$\int^\infty_0 e^{-\alpha x}\sin(\beta x)\,dx = \frac{B}{\alpha^2+\beta^2}$ Laplace

Question

$$ \int^\infty_0 \! e^{-\alpha x} \sin(\beta x)\,dx = \frac{\beta}{\alpha^2+\beta^2} $$

Can someone start this for me?
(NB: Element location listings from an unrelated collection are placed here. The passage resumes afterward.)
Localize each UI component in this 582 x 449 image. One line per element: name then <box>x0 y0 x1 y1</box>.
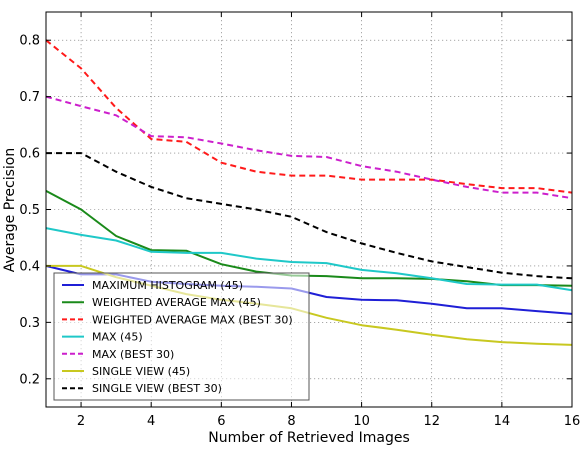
x-tick-label: 10 <box>353 414 370 429</box>
y-tick-label: 0.8 <box>19 34 40 49</box>
x-tick-label: 16 <box>564 414 581 429</box>
legend-label: MAX (45) <box>92 331 143 344</box>
y-tick-label: 0.4 <box>19 259 40 274</box>
series-line-4 <box>45 227 573 292</box>
legend-box <box>53 272 310 401</box>
y-tick-label: 0.5 <box>19 203 40 218</box>
series-line-2 <box>45 190 573 287</box>
legend-label: WEIGHTED AVERAGE MAX (45) <box>92 296 261 309</box>
legend: MAXIMUM HISTOGRAM (45) WEIGHTED AVERAGE M… <box>53 272 310 401</box>
y-tick-label: 0.7 <box>19 90 40 105</box>
x-tick-label: 6 <box>217 414 225 429</box>
series-line-3 <box>45 39 573 194</box>
x-axis-label: Number of Retrieved Images <box>208 430 409 446</box>
legend-label: SINGLE VIEW (45) <box>92 365 190 378</box>
x-tick-label: 8 <box>287 414 295 429</box>
legend-label: WEIGHTED AVERAGE MAX (BEST 30) <box>92 313 293 326</box>
x-tick-label: 4 <box>147 414 155 429</box>
x-tick-label: 2 <box>77 414 85 429</box>
x-tick-label: 12 <box>423 414 440 429</box>
series-line-7 <box>46 152 573 280</box>
y-tick-label: 0.3 <box>19 316 40 331</box>
legend-label: SINGLE VIEW (BEST 30) <box>92 382 222 395</box>
x-tick-label: 14 <box>494 414 511 429</box>
series-line-5 <box>45 95 573 200</box>
legend-label: MAXIMUM HISTOGRAM (45) <box>92 279 243 292</box>
y-axis-label: Average Precision <box>2 148 18 272</box>
tick-layer: 2 4 6 8 10 12 14 16 0.2 0.3 0.4 0.5 0.6 0.7 0.8 <box>19 12 580 429</box>
y-tick-label: 0.2 <box>19 372 40 387</box>
y-tick-label: 0.6 <box>19 147 40 162</box>
legend-label: MAX (BEST 30) <box>92 348 174 361</box>
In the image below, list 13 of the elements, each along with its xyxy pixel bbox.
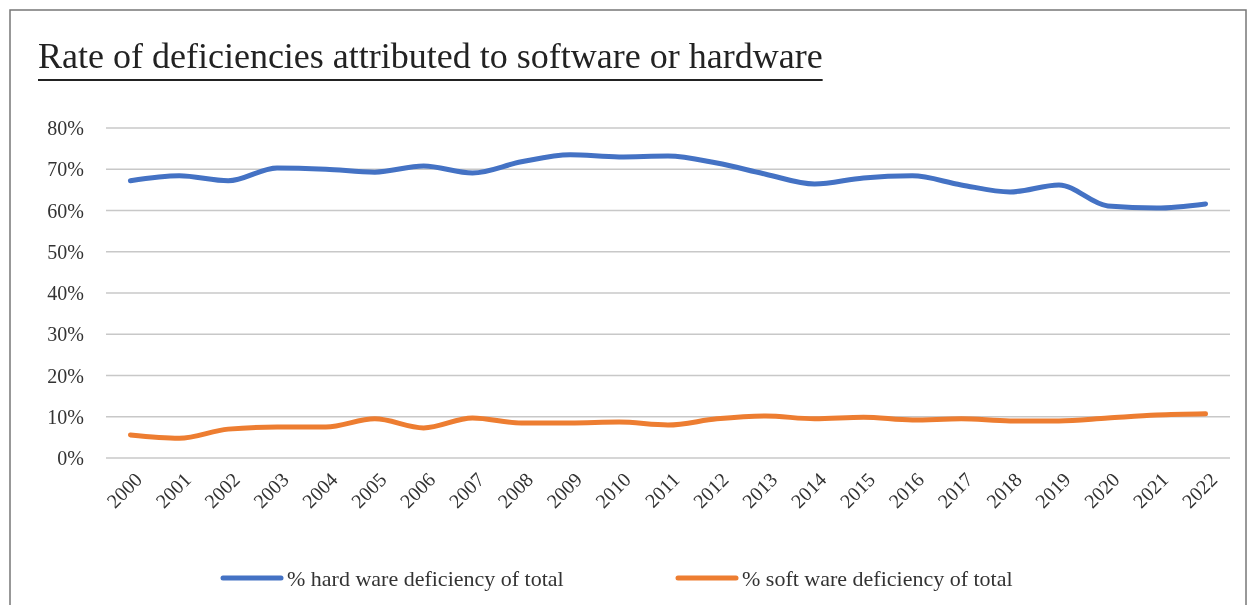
y-tick-label: 20%	[47, 364, 84, 387]
y-tick-label: 0%	[57, 447, 84, 469]
y-tick-label: 40%	[47, 282, 84, 304]
y-tick-label: 70%	[47, 158, 84, 181]
y-tick-label: 10%	[47, 405, 84, 428]
legend-label: % soft ware deficiency of total	[742, 565, 1013, 591]
y-tick-label: 80%	[47, 117, 84, 139]
x-tick-label: 2011	[640, 468, 684, 512]
y-tick-label: 60%	[47, 199, 84, 222]
legend-label: % hard ware deficiency of total	[287, 565, 564, 591]
chart-title: Rate of deficiencies attributed to software or hardware	[38, 36, 823, 76]
y-tick-label: 30%	[47, 323, 84, 346]
y-tick-label: 50%	[47, 240, 84, 263]
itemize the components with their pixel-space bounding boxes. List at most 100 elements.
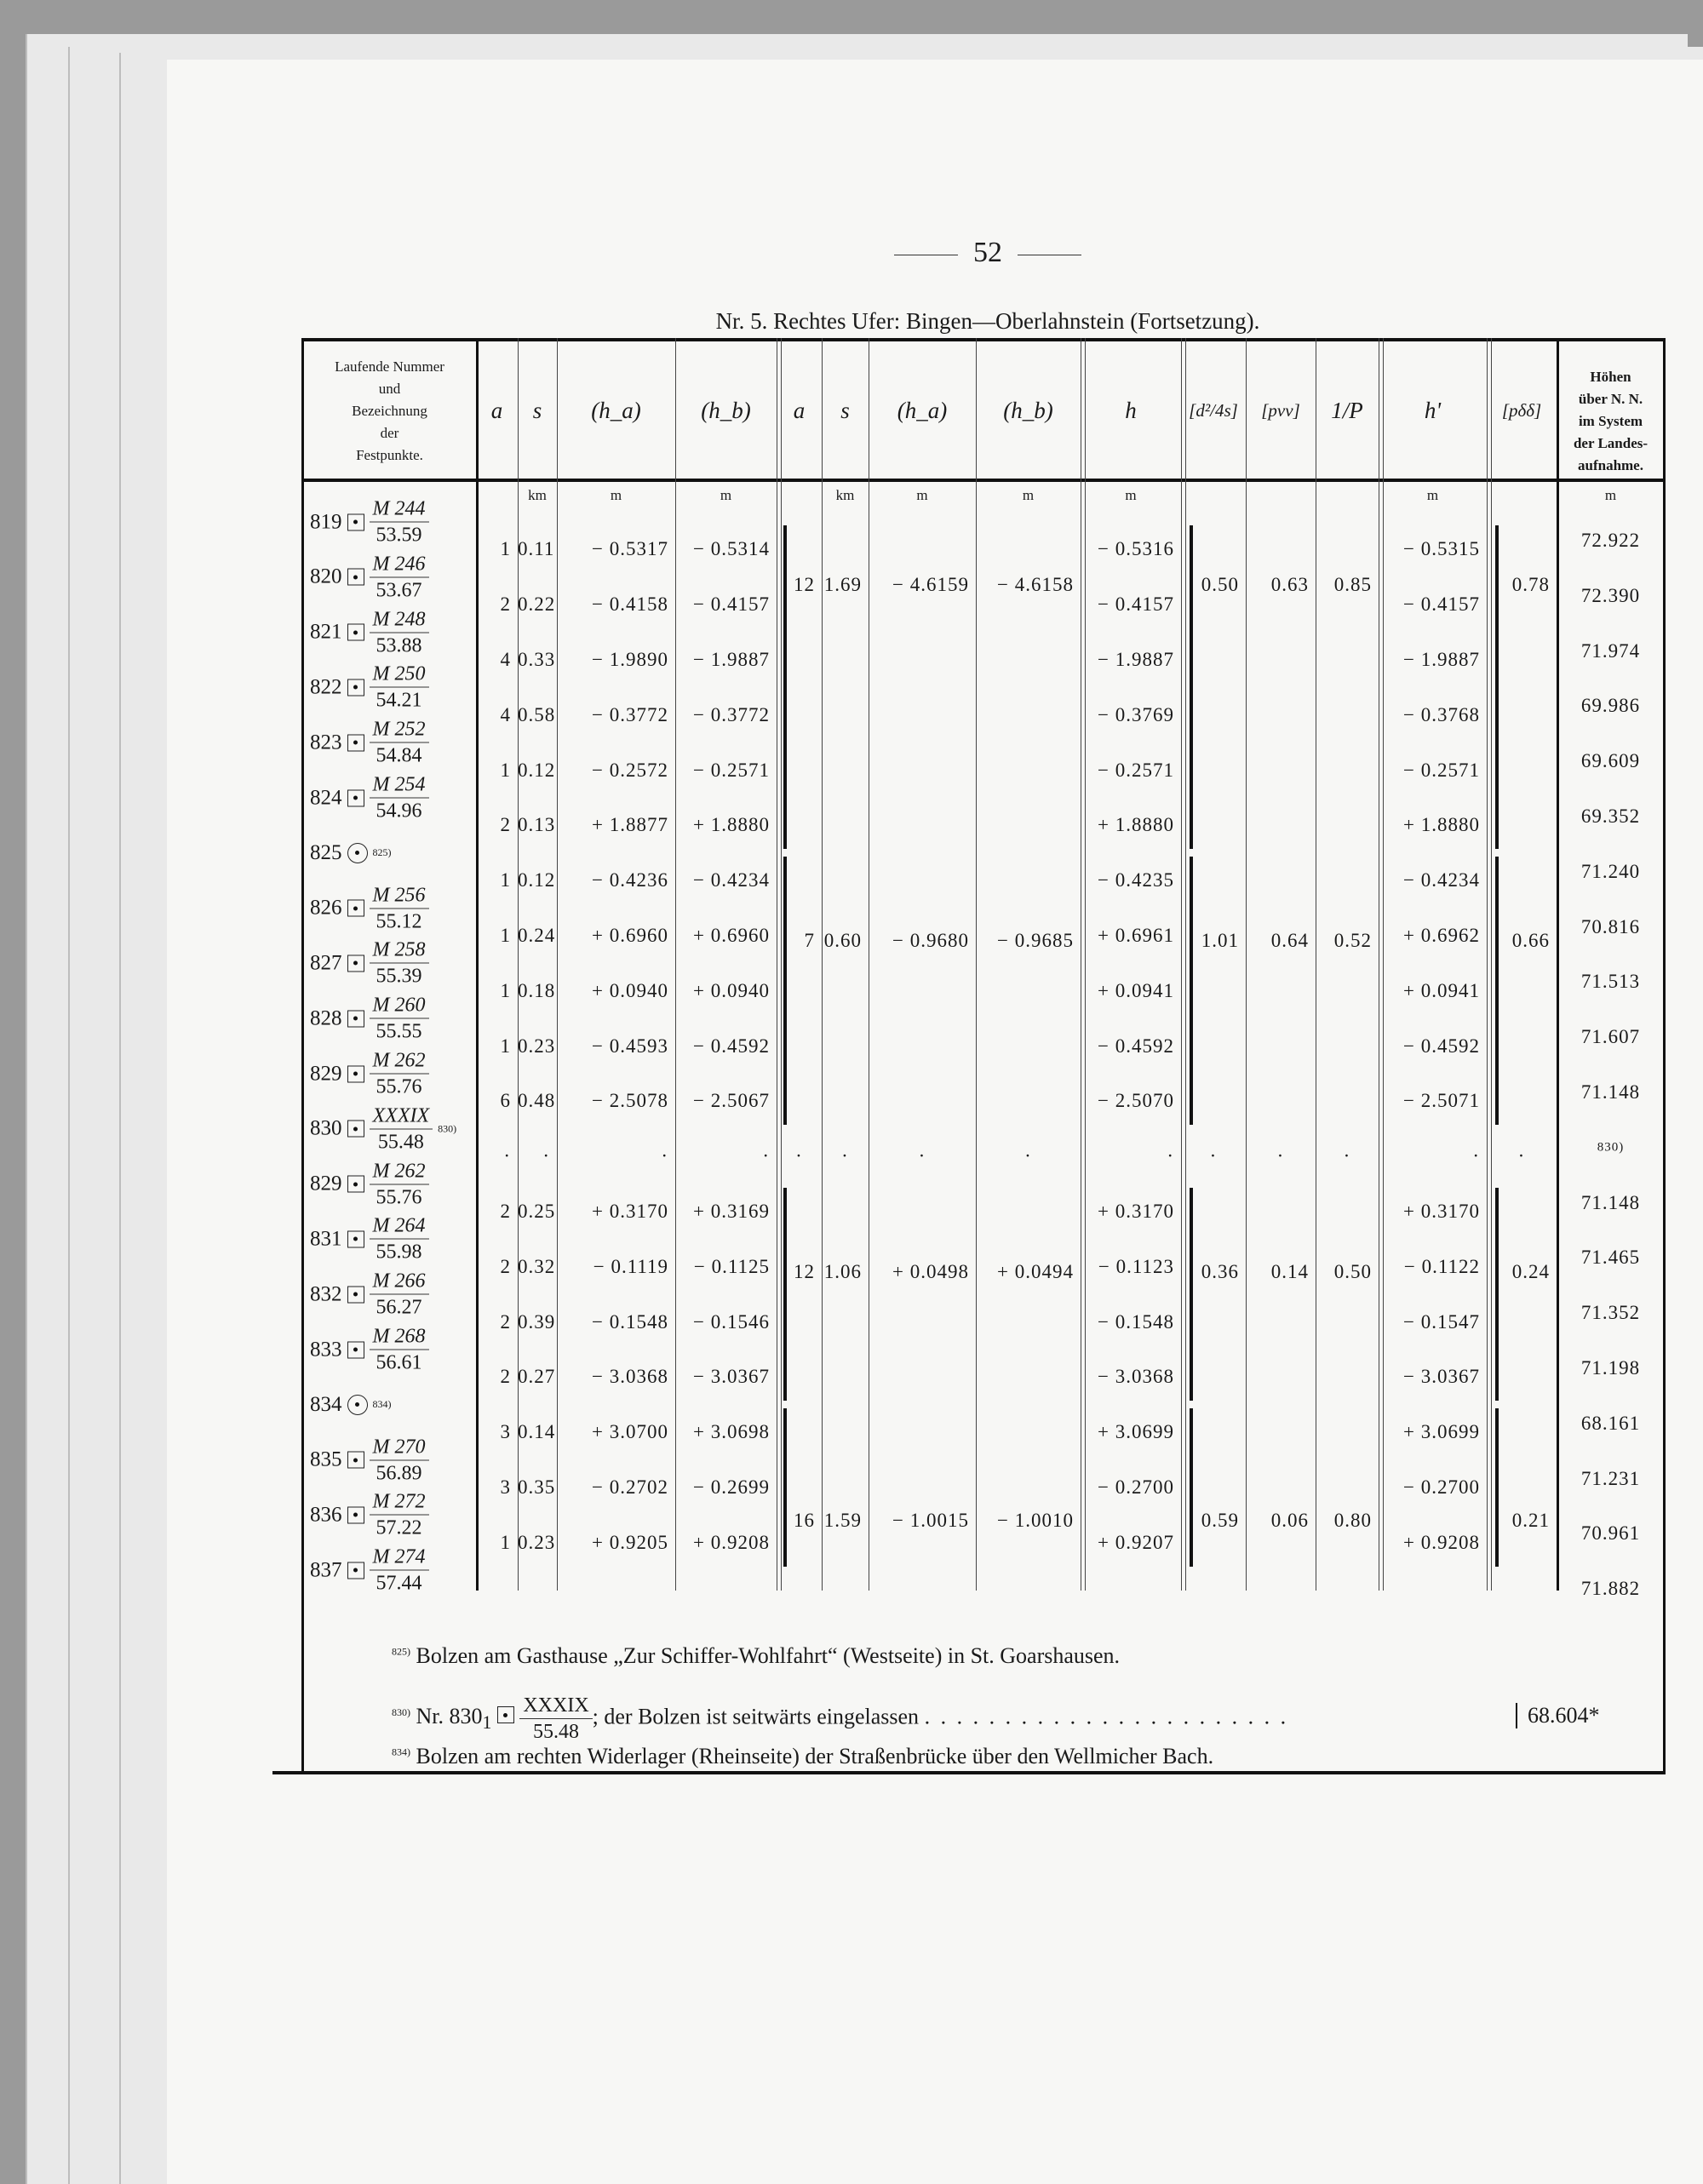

I don't know where to begin.

Answer 1

Maybe the easiest (or at least most economic) way to solve this is using the fact that $\sin(\beta x)=\Im[{e^{i\beta x}}]$:

$$ I=\Im\left[\int_0^{\infty}{e^{i\beta x- ax}}\right]=-\Im\left[\frac{1}{i\beta-a}\right]=\frac{\beta}{\beta^2+a^2} $$

Answer 2

One approach is to integrate by parts twice $$ \begin{align} &\int_0^\infty e^{-\alpha x}\sin(\beta x)\,\mathrm{d}x\tag{1}\\ &=-\frac1\alpha\int_0^\infty\sin(\beta x)\,\mathrm{d}e^{-\alpha x}\tag{2}\\ &=\frac\beta\alpha\int_0^\infty e^{-\alpha x}\cos(\beta x)\,\mathrm{d}x\tag{3}\\ &=-\frac\beta{\alpha^2}\int_0^\infty\cos(\beta x)\,\mathrm{d}e^{-\alpha x}\tag{4}\\ &=\frac\beta{\alpha^2}-\frac{\beta^2}{\alpha^2}\int_0^\infty e^{-\alpha x}\sin(\beta x)\,\mathrm{d}x\tag{5}\\[3pt] &=\frac\beta{\alpha^2+\beta^2}\tag{6} \end{align} $$ Explanation:
$(2)$: $e^{-\alpha x}\,\mathrm{d}x=-\frac1\alpha\,\mathrm{d}e^{-\alpha x}$
$(3)$: integrate by parts
$(4)$: $e^{-\alpha x}\,\mathrm{d}x=-\frac1\alpha\,\mathrm{d}e^{-\alpha x}$
$(5)$: integrate by parts
$(6)$: add $\frac{\beta^2}{\alpha^2+\beta^2}$ times $(1)$ to $\frac{\alpha^2}{\alpha^2+\beta^2}$ times $(5)$